17
「他の2つの期日はいつまでになさいますか?」
期日……そりゃ出来るだけ早い方がいいよね。
こういう依頼は通常3日程度で期限を切るものだ。
大体依頼する人はすぐ欲しい人だし、ここはアルカナだからね。
魔法を使える人は沢山居るからすぐに依頼を請けてもらえる確率が高い。
「実は、数日中にマギを離れる可能性もありまして、なるべく早くお願いしたいのですが、可能ですか?」
「でしたら、登録魔法ギルド員に連絡をとってみますか?」
登録魔法ギルド員? 初めて聞いたな。
「その、登録魔法ギルド員とは?」
私が質問すると、受付のお姉さんは嫌な顔一つ見せずに教えてくれた。
「あぁ、ミレイ様は、このギルドは初めてですか?
登録魔法ギルド員というのはこの王都特有のもので、マギに常駐、または永住している最上級魔法を使えるギルド員のことです。魔法封入の依頼専門の、いわゆる特殊ギルド員みたいなものですね。もちろん、彼らは優良書きですので、魔法の質は保証いたします。
常時王都内にいるため、彼らならすぐにギルドに来てくれますよ。
ただ、流石にこの時間帯ですので、はやくても明日の10刻以降となりますし、彼らに依頼するならば、依頼される側の商工ギルドランクによって別料金をいただきます」
なるほど、特殊ギルド員の戦闘しない専門職部門みたいなもんで、いわゆる国の御抱え魔法使い集団か。
「それなら、お願いしたいのですが、料金ってどのくらいですか?」
「魔導師のランクにより変わりますが、Dランクは現在マギの登録魔法ギルド員にはおりません。Cランクの登録魔法ギルド員ならば手数料として銀貨2枚いただきます。
Bランクならば銀貨5枚、Aランクならば金貨1枚、Sランクならば金貨5枚です」
それだけなら安いもんだな。
Aランク以上の人に頼む必要もないしね。結界魔法の方もCランク以上あれば十分だ。
まぁ、依頼を出す方も銀貨2枚の手数料で早く確実に依頼を請けてもらえて、請ける方にとっては定期的に仕事とお金が入るし、さらにギルドにとっては依頼の回転がよくなる上に上乗せ手数料が入るから、良いことづくめなわけだ。

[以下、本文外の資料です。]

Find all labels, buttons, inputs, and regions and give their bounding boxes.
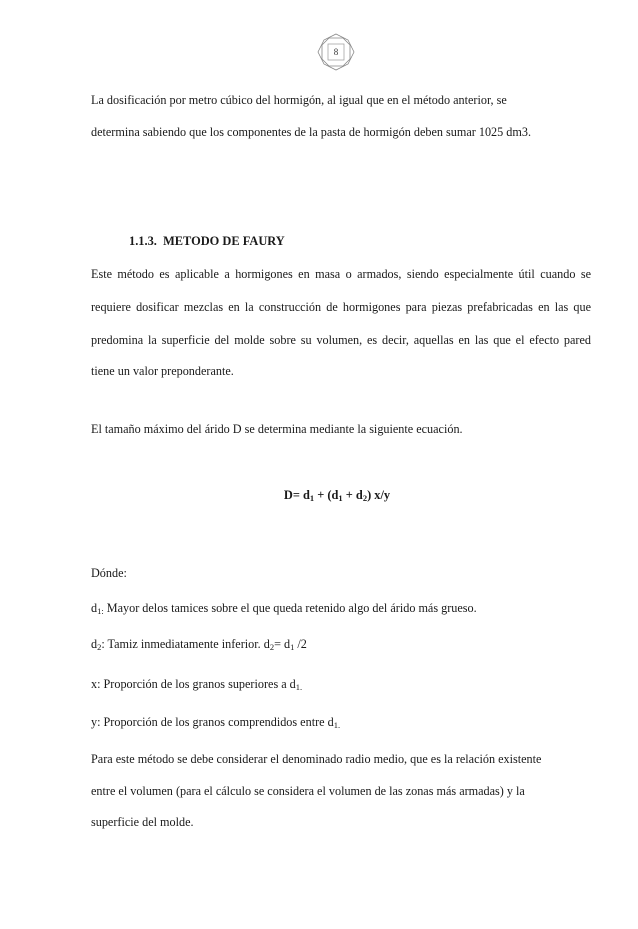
d2-text-3: /2 <box>294 637 307 651</box>
intro-line-1: La dosificación por metro cúbico del hormigón, al igual que en el método anterior, se <box>91 93 507 107</box>
d2-subscript-3: 1 <box>290 642 295 652</box>
paragraph2: El tamaño máximo del árido D se determina mediante la siguiente ecuación. <box>91 422 463 436</box>
d2-symbol: d <box>91 637 98 651</box>
eq-part-1: D= d <box>283 488 310 502</box>
section-title: METODO DE FAURY <box>163 234 285 248</box>
eq-sub-3: 2 <box>362 493 368 503</box>
x-text: x: Proporción de los granos superiores a d <box>91 677 296 691</box>
definition-x <box>91 677 302 692</box>
x-subscript: 1. <box>295 682 303 692</box>
d2-text: : Tamiz inmediatamente inferior. d <box>101 637 270 651</box>
eq-sub-1: 1 <box>309 493 315 503</box>
d1-subscript: 1: <box>97 606 104 616</box>
d1-symbol: d <box>91 601 98 615</box>
definition-y <box>91 715 340 730</box>
paragraph3-line-1: Para este método se debe considerar el denominado radio medio, que es la relación existente <box>91 752 542 766</box>
d2-subscript: 2 <box>97 642 102 652</box>
paragraph3-line-3: superficie del molde. <box>91 815 194 829</box>
paragraph1-line-4: tiene un valor preponderante. <box>91 364 234 378</box>
paragraph3-line-2: entre el volumen (para el cálculo se considera el volumen de las zonas más armadas) y la <box>91 784 525 798</box>
d1-text: Mayor delos tamices sobre el que queda retenido algo del árido más grueso. <box>103 601 477 615</box>
faury-equation <box>0 488 638 503</box>
definition-d1 <box>91 601 477 616</box>
d2-subscript-2: 2 <box>269 642 275 652</box>
y-text: y: Proporción de los granos comprendidos entre d <box>91 715 334 729</box>
section-heading <box>129 234 285 249</box>
page-number: 8 <box>333 47 339 57</box>
eq-part-2: + (d <box>314 488 339 502</box>
definition-d2 <box>91 637 307 652</box>
page-number-badge <box>317 33 355 71</box>
paragraph1-line-2: requiere dosificar mezclas en la construcción de hormigones para piezas prefabricadas en las que <box>91 300 591 314</box>
paragraph1-line-1: Este método es aplicable a hormigones en masa o armados, siendo especialmente útil cuando se <box>91 267 591 281</box>
eq-part-3: + d <box>342 488 363 502</box>
d2-text-2: = d <box>274 637 291 651</box>
donde-label: Dónde: <box>91 566 127 580</box>
paragraph1-line-3: predomina la superficie del molde sobre su volumen, es decir, aquellas en las que el efecto pared <box>91 333 591 347</box>
eq-sub-2: 1 <box>338 493 343 503</box>
y-subscript: 1. <box>333 720 341 730</box>
intro-line-2: determina sabiendo que los componentes de la pasta de hormigón deben sumar 1025 dm3. <box>91 125 531 139</box>
section-number: 1.1.3. <box>129 234 157 248</box>
eq-part-4: ) x/y <box>367 488 391 502</box>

まぁ、もし依頼を出してすぐ請けてくれる魔法の強い人が居たら、と考えるなら若干損した気持ちにはなるけど。確実性を取るか、ギャンブルするかの違いだな。
優良書きだと言うから、より良い魔法を込めてもらうための手数料って考えるなら払った方が良いかな。
「光属性の魔導師はCランクの方のご紹介が可能ですが、今は火属性の魔導師への依頼が殺到しておりまして……ファイアの魔生石の方はBランクから上の方しか紹介出来ないのです。
その方にお願いする場合、手数料が銀貨5枚になってしまうのですが……どうなさいますか?」
あー、そういえば魔法商店でもファイアの魔生石が不足してるって話だったもんなぁ。
でも王都の外に行くならやっぱりファイアの魔生石は欲しいし、魔法商店なら1つ銀板2枚だし……。
必要経費ってことで飲み込むか……。
コナウォールの魔法はマナの強さの違いで使える回数が変わるけど、マナの強さ=ランクでもないから、Cランクで十分だろう。
「わかりました。手数料も問題ないので、光属性の魔導師はCランクの方、火属性の魔導師はBランクの方にお願いします」
「承りました。依頼3つの手数料と登録魔法ギルド員への依頼手数料として、銀板1枚と銀貨3枚いただきます。依頼達成報酬もこちらにお預けください。依頼品のゴールドウルフの毛皮2枚分と合わせて、金貨3枚、銀板8枚、銀貨3枚となります」
財布から言われた金額をコナさんに渡し、毛皮2枚を受け取った。
ついでに両替もしてもらったので、手持ちは金貨3枚、銀板41枚、銀貨16枚、銅板7枚、銅貨8枚となりました。
これでやっと、アイテムボックスもどきが最低でも10個は作れるかな。
普通の冒険者は持っててもチームの人数分の5つか、プラス予備で6つ程度だから、10個も作るつもりはないけどね。
冒険者チームを組んで3年くらいって話の棘花のメンバーも持ってるのは2つだけだったし。金板5枚の壁は高い。
実力でアイテムボックスをメンバー分揃えられるくらいになればBランクが近いと言われている。
……金持ちの貴族とか商人の子どもとかなら別だけどね。